Book Rating: 5/5 stars
Movie Rating: ⅘ stars
If you have ever watched a movie based on a novel, you may have noticed that the movie does not include all of the parts found in the book. To Kill a Mockingbird is an award-winning Bildungsroman, written by the great Harper Lee, which was made into a movie in 1962, by Robert Mulligan. Although the movie does include the major events that occurred in the book, it does leave out scenes which really take away from the perfectly written story.
To Kill a Mockingbird takes place in South Alabama, during the 1930’s, at the time of the Great Depression. The story focuses on Scout (Mary Badham), a young girl who lives with her older brother Jem (Phillip Alford), and wise father Atticus (Gregory Peck), in the fictional town of Maycomb County. Scout is faced with the racism and inequality of the town and views the evilness and injustice of the adult world through naive and innocent lenses. As a teenage girl, I was interested to see how Scout grew and matured throughout the book, learning from both Atticus and the immoral society that surrounds her. This is why I was disappointed with the movie, for not capturing the changes in Scout’s perspective and mentality, due to missing scenes, missing characters and the narration of the story itself.
An important character from the book that was left out of the movie was Aunt Alexandra. In the story, Aunt Alexandra is Atticus’ sister; the aunt of Jem and Scout. As a strong supporter of gender roles, Aunt Alexandra disapproves of Scout’s masculine way of dressing and always insists on her acting more ladylike. With no mother at home and only the influence of an older brother, Scout knows no other than to dress and act like a tom-boy; playing outside instead of inside and going by Scout instead of Jean Louise. In Maycomb, strict gender stereotypes are present and the line between masculinity and femininity is rarely crossed. Making Scout a tomboy was Harper Lee’s way of going against society’s guidelines and challenging the setting. Today, gender roles are still present in our society.

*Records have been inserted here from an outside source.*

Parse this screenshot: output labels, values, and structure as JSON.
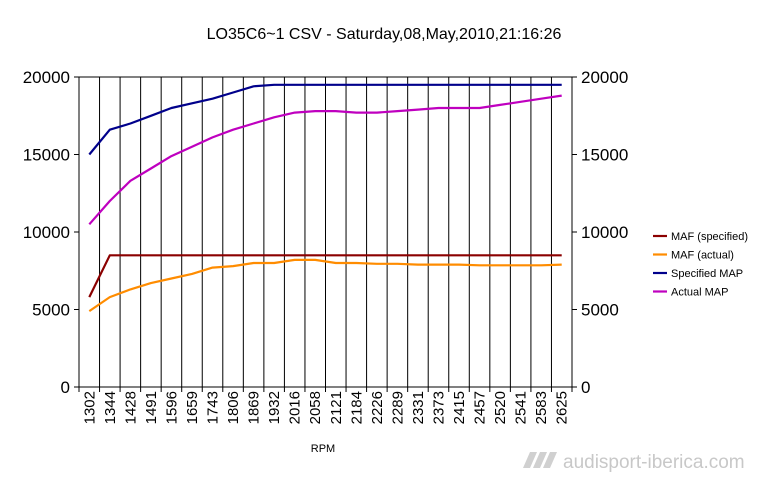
{
  "chart_data": {
    "type": "line",
    "title": "LO35C6~1 CSV - Saturday,08,May,2010,21:16:26",
    "xlabel": "RPM",
    "ylabel": "",
    "ylim": [
      0,
      20000
    ],
    "y_ticks": [
      "0",
      "5000",
      "10000",
      "15000",
      "20000"
    ],
    "y2_ticks": [
      "0",
      "5000",
      "10000",
      "15000",
      "20000"
    ],
    "grid": "vertical",
    "legend_position": "right",
    "categories": [
      "1302",
      "1344",
      "1428",
      "1491",
      "1596",
      "1659",
      "1743",
      "1806",
      "1869",
      "1932",
      "2016",
      "2058",
      "2121",
      "2184",
      "2226",
      "2289",
      "2331",
      "2373",
      "2415",
      "2457",
      "2520",
      "2541",
      "2583",
      "2625"
    ],
    "series": [
      {
        "name": "MAF (specified)",
        "color": "#8b0000",
        "values": [
          5800,
          8500,
          8500,
          8500,
          8500,
          8500,
          8500,
          8500,
          8500,
          8500,
          8500,
          8500,
          8500,
          8500,
          8500,
          8500,
          8500,
          8500,
          8500,
          8500,
          8500,
          8500,
          8500,
          8500
        ]
      },
      {
        "name": "MAF (actual)",
        "color": "#ff8c00",
        "values": [
          4900,
          5800,
          6300,
          6700,
          7000,
          7300,
          7700,
          7800,
          8000,
          8000,
          8200,
          8200,
          8000,
          8000,
          7950,
          7950,
          7900,
          7900,
          7900,
          7850,
          7850,
          7850,
          7850,
          7900
        ]
      },
      {
        "name": "Specified MAP",
        "color": "#00008b",
        "values": [
          15000,
          16600,
          17000,
          17500,
          18000,
          18300,
          18600,
          19000,
          19400,
          19500,
          19500,
          19500,
          19500,
          19500,
          19500,
          19500,
          19500,
          19500,
          19500,
          19500,
          19500,
          19500,
          19500,
          19500
        ]
      },
      {
        "name": "Actual MAP",
        "color": "#bf00bf",
        "values": [
          10500,
          12000,
          13300,
          14100,
          14900,
          15500,
          16100,
          16600,
          17000,
          17400,
          17700,
          17800,
          17800,
          17700,
          17700,
          17800,
          17900,
          18000,
          18000,
          18000,
          18200,
          18400,
          18600,
          18800
        ]
      }
    ]
  },
  "watermark": {
    "text": "audisport-iberica.com",
    "icon": "stripes-logo-icon"
  }
}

Due to the lack of Aunt Alexandra in the movie, we are unable to see the existing gender roles and stereotypes of the time.
The movie To Kill a Mockingbird does not include all scenes that occur in the book. In the book, Mrs.Dubose is neighbor of the Finch’s, whom Scout describes as “plain hell”. Despite being a handicapped elder, Mrs. Dubose says enough to frighten both Jem and Scout anytime they pass by her porch. She plays an important role in the book since she taught Jem an important life lesson. One day, as Jem and Scout were passing by Mrs. Dubose’s porch, she, as always, engaged them into conversation. Rather than simply making some rude remark, this time, Mrs. Dubose crosses the line, as she refers to Atticus as a “nigger lover”. This infuriates Jem, who later comes back and rips the flowers off her camellia bushes. The scene lets us see how Jem, who is progressively maturing throughout the book, is not an adult yet, as he simply loses control of his emotions. As a result, he is forced to read to Mrs. Dubose every day after school, as a punishment for his action. Although Mrs. Dubose does appear in the movie, this specific scene does not, which does not allow the audience to see a change in Jem’s behavior, after he learns an important lesson on human dignity.

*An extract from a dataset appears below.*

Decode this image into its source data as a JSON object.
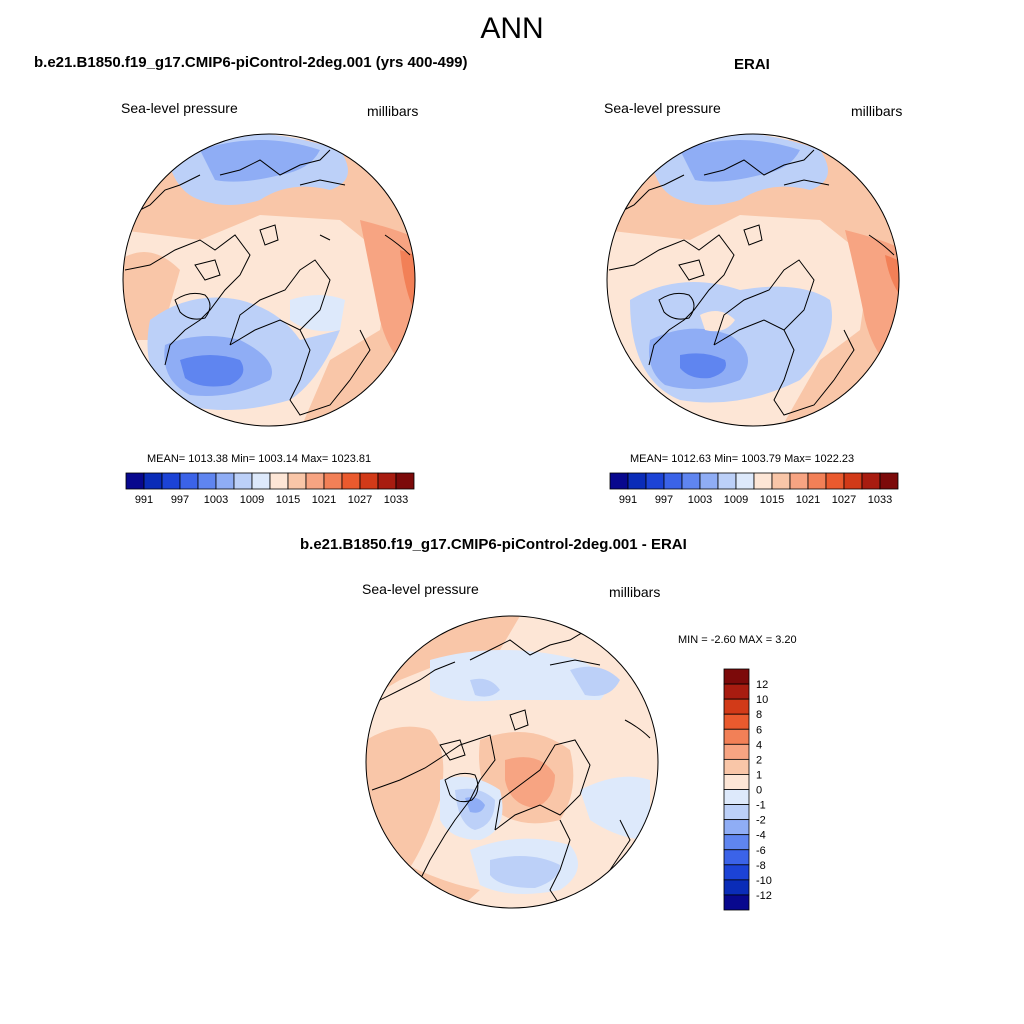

The novel To Kill a Mockingbird is narrated by Scout herself. As an unreliable narrator, Scout explains the occurring events of Maycomb throughout her naive perspective. Being a child, Scout does not sugarcoat things, nor does she bend the facts to her will. She explains things exactly how she sees them and although she might not understand the meaning of several situations, she still gives her honest opinion on them. In the movie, we can also hear Scout narrating the story a couple of times. However, she only does so a few amount of times. As a result, we are unable to see her thinking evolve and mature throughout the movie like it does in the book. Due to her innocence, Scout does not see the harm and evilness of Maycomb County, nor of the people who live there.

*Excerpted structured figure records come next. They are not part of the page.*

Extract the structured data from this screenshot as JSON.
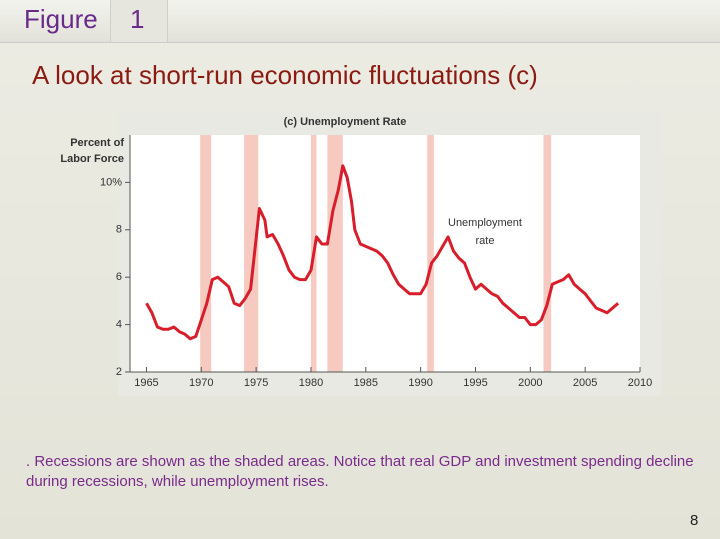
{
  "slide": {
    "figure_label": "Figure",
    "figure_number": "1",
    "heading": "A look at short-run economic fluctuations (c)",
    "caption": ". Recessions are shown as the shaded areas. Notice that real GDP and investment spending decline during recessions, while unemployment rises.",
    "page_number": "8"
  },
  "chart_data": {
    "type": "line",
    "title": "(c) Unemployment Rate",
    "ylabel": [
      "Percent of",
      "Labor Force"
    ],
    "annotation": [
      "Unemployment",
      "rate"
    ],
    "xlim": [
      1963.5,
      2010
    ],
    "xticks": [
      1965,
      1970,
      1975,
      1980,
      1985,
      1990,
      1995,
      2000,
      2005,
      2010
    ],
    "ylim": [
      2,
      12
    ],
    "yticks": [
      2,
      4,
      6,
      8,
      {
        "value": 10,
        "label": "10%"
      }
    ],
    "recessions": [
      [
        1969.9,
        1970.9
      ],
      [
        1973.9,
        1975.2
      ],
      [
        1980.0,
        1980.5
      ],
      [
        1981.5,
        1982.9
      ],
      [
        1990.6,
        1991.2
      ],
      [
        2001.2,
        2001.9
      ]
    ],
    "recession_color": "#f6c9c1",
    "color": "#d81e2a",
    "x": [
      1965,
      1965.5,
      1966,
      1966.5,
      1967,
      1967.5,
      1968,
      1968.5,
      1969,
      1969.5,
      1970,
      1970.5,
      1971,
      1971.5,
      1972,
      1972.5,
      1973,
      1973.5,
      1974,
      1974.5,
      1975.3,
      1975.8,
      1976,
      1976.5,
      1977,
      1977.5,
      1978,
      1978.5,
      1979,
      1979.5,
      1980,
      1980.5,
      1981,
      1981.5,
      1982,
      1982.5,
      1982.9,
      1983.3,
      1983.7,
      1984,
      1984.5,
      1985,
      1985.5,
      1986,
      1986.5,
      1987,
      1987.5,
      1988,
      1988.5,
      1989,
      1989.5,
      1990,
      1990.5,
      1991,
      1991.5,
      1992,
      1992.5,
      1993,
      1993.5,
      1994,
      1994.5,
      1995,
      1995.5,
      1996,
      1996.5,
      1997,
      1997.5,
      1998,
      1998.5,
      1999,
      1999.5,
      2000,
      2000.5,
      2001,
      2001.5,
      2002,
      2002.5,
      2003,
      2003.5,
      2004,
      2004.5,
      2005,
      2005.5,
      2006,
      2006.5,
      2007,
      2007.5,
      2008
    ],
    "values": [
      4.9,
      4.5,
      3.9,
      3.8,
      3.8,
      3.9,
      3.7,
      3.6,
      3.4,
      3.5,
      4.2,
      4.9,
      5.9,
      6.0,
      5.8,
      5.6,
      4.9,
      4.8,
      5.1,
      5.5,
      8.9,
      8.4,
      7.7,
      7.8,
      7.4,
      6.9,
      6.3,
      6.0,
      5.9,
      5.9,
      6.3,
      7.7,
      7.4,
      7.4,
      8.8,
      9.7,
      10.7,
      10.2,
      9.2,
      8.0,
      7.4,
      7.3,
      7.2,
      7.1,
      6.9,
      6.6,
      6.1,
      5.7,
      5.5,
      5.3,
      5.3,
      5.3,
      5.7,
      6.6,
      6.9,
      7.3,
      7.7,
      7.1,
      6.8,
      6.6,
      6.0,
      5.5,
      5.7,
      5.5,
      5.3,
      5.2,
      4.9,
      4.7,
      4.5,
      4.3,
      4.3,
      4.0,
      4.0,
      4.2,
      4.8,
      5.7,
      5.8,
      5.9,
      6.1,
      5.7,
      5.5,
      5.3,
      5.0,
      4.7,
      4.6,
      4.5,
      4.7,
      4.9
    ]
  }
}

The lack of parts and characters from the book To Kill a Mockingbird to its movie counterpart, do not deliver the original message that Harper Lee intended to leave behind with her astonishing novel. With each and every detail taken into account, Harper Lee has written a defectless novel, which does not, by any mean, need to be changed. Although the movie To Kill a Mockingbird does quite resemble its novel, it does not include the necessary elements to meet it’s book standards.